A fourth way of spreading the word was actually by the ecosystem itself. Some startups encouraged other startups in their own networks to participate the Scale-up Challenge event.

At the event, the start-ups listened to SRH’s presentation that described in detail its pain points in the risk assessment process. Then they had 10 days to submit a short application that briefly described their capabilities, prior projects, and what they would need from Sopra Steria to help the client. Eight start-ups submitted applications, from which Sopra Steria selected three finalists.

Step 3: Match with partners ready to cross the divide.

One common mistake that partners make is assuming they will work well together based on the expected synergies, without fully considering cultural, operational, and knowledge divides that may be profound. Successful partnerships address not only the capability needs but also how to bridge their differences.

When looking for the winner among the three candidates, Sopra Steria Scale up evaluated both the start-ups’ technical solutions as well as their likely fit with SRH, an important factor given the inevitable differences in culture and workplace practices. SRH’s culture and workplace context, was evaluated through a “start-up readiness” questionnaire. Sopra Steria also assessed the “corporate readiness” of each of start-up applicants through the questionnaires and the interviews.

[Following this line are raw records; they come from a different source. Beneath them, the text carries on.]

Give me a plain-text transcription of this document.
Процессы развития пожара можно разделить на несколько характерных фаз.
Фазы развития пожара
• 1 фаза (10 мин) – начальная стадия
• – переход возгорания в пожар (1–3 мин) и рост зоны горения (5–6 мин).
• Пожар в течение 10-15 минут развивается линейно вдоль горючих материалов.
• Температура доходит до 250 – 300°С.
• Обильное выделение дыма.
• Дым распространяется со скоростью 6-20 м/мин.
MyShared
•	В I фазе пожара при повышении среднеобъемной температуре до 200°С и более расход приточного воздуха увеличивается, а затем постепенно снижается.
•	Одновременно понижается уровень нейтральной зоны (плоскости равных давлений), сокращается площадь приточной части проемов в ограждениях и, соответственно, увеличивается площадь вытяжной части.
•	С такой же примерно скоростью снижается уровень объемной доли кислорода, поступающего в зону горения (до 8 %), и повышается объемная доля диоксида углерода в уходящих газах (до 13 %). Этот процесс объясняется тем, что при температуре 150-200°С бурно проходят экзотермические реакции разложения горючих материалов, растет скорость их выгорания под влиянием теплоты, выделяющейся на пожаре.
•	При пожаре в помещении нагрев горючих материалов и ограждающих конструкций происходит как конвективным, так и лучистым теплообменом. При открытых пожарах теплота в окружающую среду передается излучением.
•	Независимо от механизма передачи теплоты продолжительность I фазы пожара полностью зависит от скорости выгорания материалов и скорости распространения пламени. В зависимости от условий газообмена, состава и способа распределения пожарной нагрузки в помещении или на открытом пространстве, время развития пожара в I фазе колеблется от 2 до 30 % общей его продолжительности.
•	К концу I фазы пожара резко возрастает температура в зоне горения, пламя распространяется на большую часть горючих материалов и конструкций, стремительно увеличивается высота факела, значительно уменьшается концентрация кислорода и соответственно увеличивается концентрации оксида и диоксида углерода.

The winner, a start-up called “Nordic Analysis” stood out for two reasons. First it had the right expertise. It already developed a cloud-based solution for managing structured information from unstructured sources. Second, it gave an impression of being the most willing to adapt to the needs of the public sector client and bridge the organizational and cultural challenges.

Step 4: Contract for success.

Usually partners spend a long time devising complex contracts to guide collaboration. As they argue for splitting the value that is not yet created, they risk destroying trust and undermine the project.

In our case, the contract was developed in two steps. First, the partners developed a “simple initial contract” with the goal to deliver a minimum viable product (MVP). The contract defined the roles, partners’ contributions and project milestones; it specified that the business model and the sharing of future revenues would be decided later. The contract helped partners build trust because it described an equal three-way partnership where they each agreed to contribute a third of the time and cost.

Once the MVP was produced, the partners then expanded the simple initial contract by agreeing on the business model. They agreed to recoup their investment by selling licenses to other hospitals.

The resulting solution from this collaboration was a cloud-based structured process for medical equipment risk evaluation, which can link to existing processes in other healthcare centers. This means that if a security advisor in an SRH hospital wants to evaluate a lung ventilator that has already been evaluated by an advisor in a different SRH hospital, they can reuse parts of the other hospital’s assessments. The improved structuring of the risk assessment process plus the opportunity to share assessments speeded up the time needed to approve the use new equipment by an estimated 20-30%, which means that the equipment could be more quickly deployed.

The four-step approach that that we’ve described is replicable across many types of project, and each time a firm goes through the process it grows and strengthens its ecosystem.